The West Virginia Lending and Credit Rate Board (Board) was created in 1981 to set maximum charges on loans, credit sales or transactions, forbearance or other similar transactions executed in the state. Since that time, federal preemptions have weakened the Board's authority, since credit can be imported from state and national banks located outside West Virginia; rate ceilings cannot be imposed on first mortgages from banks and other lenders loaning over a million dollars; and federal parity statutes allow state and national banks to charge the same rates of interest competitors in the local market place may charge.

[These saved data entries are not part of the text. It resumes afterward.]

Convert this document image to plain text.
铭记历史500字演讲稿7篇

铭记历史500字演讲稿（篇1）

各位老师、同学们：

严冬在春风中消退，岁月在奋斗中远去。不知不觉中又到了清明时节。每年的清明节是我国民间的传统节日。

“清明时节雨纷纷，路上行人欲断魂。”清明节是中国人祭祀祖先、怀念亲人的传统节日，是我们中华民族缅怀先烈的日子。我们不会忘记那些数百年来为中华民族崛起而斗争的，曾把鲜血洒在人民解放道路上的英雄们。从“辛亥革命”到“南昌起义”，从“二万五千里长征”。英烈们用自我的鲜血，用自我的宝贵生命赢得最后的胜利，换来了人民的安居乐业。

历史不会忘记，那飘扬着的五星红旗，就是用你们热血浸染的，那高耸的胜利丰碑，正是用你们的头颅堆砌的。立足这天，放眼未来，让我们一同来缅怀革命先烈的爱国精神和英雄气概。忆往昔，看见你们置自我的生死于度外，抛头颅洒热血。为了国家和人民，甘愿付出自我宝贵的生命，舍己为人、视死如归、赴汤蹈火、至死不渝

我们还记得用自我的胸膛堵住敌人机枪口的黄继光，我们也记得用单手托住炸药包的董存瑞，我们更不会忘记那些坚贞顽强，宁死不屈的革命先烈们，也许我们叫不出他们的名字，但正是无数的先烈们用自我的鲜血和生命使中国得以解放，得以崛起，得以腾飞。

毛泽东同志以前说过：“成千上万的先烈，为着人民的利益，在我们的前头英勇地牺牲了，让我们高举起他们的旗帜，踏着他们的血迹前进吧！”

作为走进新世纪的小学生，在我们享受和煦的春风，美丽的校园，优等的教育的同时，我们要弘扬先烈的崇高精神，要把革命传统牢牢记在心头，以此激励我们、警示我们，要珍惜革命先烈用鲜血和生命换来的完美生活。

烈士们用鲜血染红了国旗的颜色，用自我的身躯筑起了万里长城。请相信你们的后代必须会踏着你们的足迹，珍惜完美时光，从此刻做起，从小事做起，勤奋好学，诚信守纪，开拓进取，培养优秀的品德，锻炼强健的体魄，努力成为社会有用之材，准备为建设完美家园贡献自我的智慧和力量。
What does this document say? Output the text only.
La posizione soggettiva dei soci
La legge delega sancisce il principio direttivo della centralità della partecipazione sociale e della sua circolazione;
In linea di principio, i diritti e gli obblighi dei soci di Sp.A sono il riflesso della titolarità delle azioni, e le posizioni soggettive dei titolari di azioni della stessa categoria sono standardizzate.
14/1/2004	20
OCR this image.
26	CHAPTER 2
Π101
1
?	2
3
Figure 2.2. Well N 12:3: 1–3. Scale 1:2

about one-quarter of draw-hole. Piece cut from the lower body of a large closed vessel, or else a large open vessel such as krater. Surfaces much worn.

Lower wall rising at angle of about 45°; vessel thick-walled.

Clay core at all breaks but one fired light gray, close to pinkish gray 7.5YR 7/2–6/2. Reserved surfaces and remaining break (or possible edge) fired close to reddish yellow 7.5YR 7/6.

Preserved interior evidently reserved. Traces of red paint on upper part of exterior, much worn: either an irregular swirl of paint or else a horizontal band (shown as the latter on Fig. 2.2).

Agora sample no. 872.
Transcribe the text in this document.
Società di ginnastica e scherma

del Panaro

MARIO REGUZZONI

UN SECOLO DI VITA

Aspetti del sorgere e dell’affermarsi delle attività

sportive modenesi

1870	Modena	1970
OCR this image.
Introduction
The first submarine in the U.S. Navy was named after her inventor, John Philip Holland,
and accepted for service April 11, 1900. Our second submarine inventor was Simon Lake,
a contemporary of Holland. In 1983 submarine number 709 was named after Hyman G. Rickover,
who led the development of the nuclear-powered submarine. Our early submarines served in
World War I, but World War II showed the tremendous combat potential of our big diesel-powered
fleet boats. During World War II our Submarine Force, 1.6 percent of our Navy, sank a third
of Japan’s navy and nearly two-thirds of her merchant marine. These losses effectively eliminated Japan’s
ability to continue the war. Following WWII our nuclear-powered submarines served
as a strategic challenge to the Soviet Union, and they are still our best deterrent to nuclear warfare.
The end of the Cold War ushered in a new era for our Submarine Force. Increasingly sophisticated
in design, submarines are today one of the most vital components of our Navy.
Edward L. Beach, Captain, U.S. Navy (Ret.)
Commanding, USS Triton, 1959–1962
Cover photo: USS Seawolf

A state may be effective in the regulation of the credit industry by one of two strategies. It may deregulate its credit industry as many states have done to attract the banking industry, or it may decide doing so is not worth the consequences and set ceilings that are sensitive to money market changes. The West Virginia Lending and Credit Rate Board has done neither. Ceilings remained flat for the first 13 years of the Board, while interest rates were dynamic, and interest ceilings have been unfavorable to lenders compared with the thirty competitive market states

In addition, there are no purposeful enforcement efforts for those lenders subject to the Board's orders, but not examined by State authorities. The Board members have expressed frustration and most support termination of the Board, which may prevent rates being analyzed as required in the future. (See member comments in body of report.)

The Legislative Auditor recommends termination of the West Virginia Lending and Credit Rate Board.